Thanks so much for having this chapter up.
I always look in anticipation for the birth of a new chapter, and the new adventure it may take me on.
For what it’s worth, in my efforts to (poorly) try to fill Dan C’s volunteer editing job, I do not recall seeing any misspellings or typos.
Wishing you and your wife a wonderful 2024.
THE WALTER DUKE. Note that nobody else gets those capitals, even though we’ve never met, nor are likely to. You always thank me for
my posts on here and I always find that surprising…and it also puts you in rare company. Redemption is required of me, just as Paul
so long ago determined in giving me a way to stay on the planet for everyone, including me and not just for my wife, daughter, cat and Mrs. Beasley.
It’s alway a pleasure to watch how you mind flows and eddies its way through a comment. You are your very own, but not really. You are all of ours
on here and its a pleasure to have you as more than a distant electronic friend.
Semper fi, my friend,
Jim
This chapter made me focus on that object in the box. Could it be real? What we know about the government lying to the public makes me want to believe it is real. Again I am looking forward to the next chapter. Keep up the great work!
Oh, it was real all right Daniel…at the risk of losing all credibility.
But there it was, not a comfortable object to discuss or especially to possess.
Thanks for the compliment and writing about stuff on here.
Semper fi,
Jim
Interstellar golf ball?!
Fascinating-can’t wait for the next chapter.
Interstellar golf ball…I love that!
Thanks for the compliment and the originality.
Semper fi,
Jim
Just when I think the plot can’t get any more bizarre, or convoluted, you throw a left-hand spanner into the clock works! (And how’s that for mixed metaphors?)
Alien elements nestled in straw, Lorraine about to be re-po’d, Julie kind of ticked off, you wondering about the CIA job, life as an insurance agent, ad infinitum.
I do know through deduction, that all works out in the end. After all, you are still with us.

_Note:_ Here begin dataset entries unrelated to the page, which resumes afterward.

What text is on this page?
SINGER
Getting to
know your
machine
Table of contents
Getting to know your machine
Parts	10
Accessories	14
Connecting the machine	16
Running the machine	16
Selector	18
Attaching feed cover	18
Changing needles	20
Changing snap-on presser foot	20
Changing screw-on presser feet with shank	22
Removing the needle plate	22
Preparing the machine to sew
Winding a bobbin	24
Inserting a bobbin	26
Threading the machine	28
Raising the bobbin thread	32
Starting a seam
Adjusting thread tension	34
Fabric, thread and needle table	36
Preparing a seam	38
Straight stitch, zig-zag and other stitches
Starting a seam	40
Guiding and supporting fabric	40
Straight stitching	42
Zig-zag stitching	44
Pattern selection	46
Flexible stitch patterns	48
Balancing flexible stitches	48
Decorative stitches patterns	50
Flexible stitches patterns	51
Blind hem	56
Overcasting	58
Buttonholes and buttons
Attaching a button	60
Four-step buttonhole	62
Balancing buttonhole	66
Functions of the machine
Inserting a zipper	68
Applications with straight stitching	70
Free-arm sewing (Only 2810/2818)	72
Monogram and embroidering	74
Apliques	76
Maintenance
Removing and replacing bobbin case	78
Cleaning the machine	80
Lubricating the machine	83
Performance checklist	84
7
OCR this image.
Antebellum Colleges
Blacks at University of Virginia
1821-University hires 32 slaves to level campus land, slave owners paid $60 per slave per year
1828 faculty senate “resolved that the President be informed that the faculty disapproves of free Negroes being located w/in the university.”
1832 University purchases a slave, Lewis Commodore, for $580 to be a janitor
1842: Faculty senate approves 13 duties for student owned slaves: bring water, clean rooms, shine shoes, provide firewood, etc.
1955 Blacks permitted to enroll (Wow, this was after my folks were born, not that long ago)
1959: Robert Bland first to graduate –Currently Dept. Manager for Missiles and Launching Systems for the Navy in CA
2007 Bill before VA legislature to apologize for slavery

Came through the neck surgery last week in fair shape. Have to wear this cervical collar for 6 weeks, can hardly talk, and now will make airport scanners beep. But – alive and will recover.
Semper Fi, favorite author!
I, and others, have been waiting to hear. I am celebrating your continued existence on the planet, and I see from your writing that you apparently have not lost your ‘pluck.’ That’s great news. I am so happy that my writing has something to do with your recovery in the tiniest way. There’s a lot of reality in my work, although I’m not sure of how much many people find interesting. Thanks for the usual plethora of compliments and letting me know that you have made it through the toughest part of your ‘adventure.’ Thanks be to God.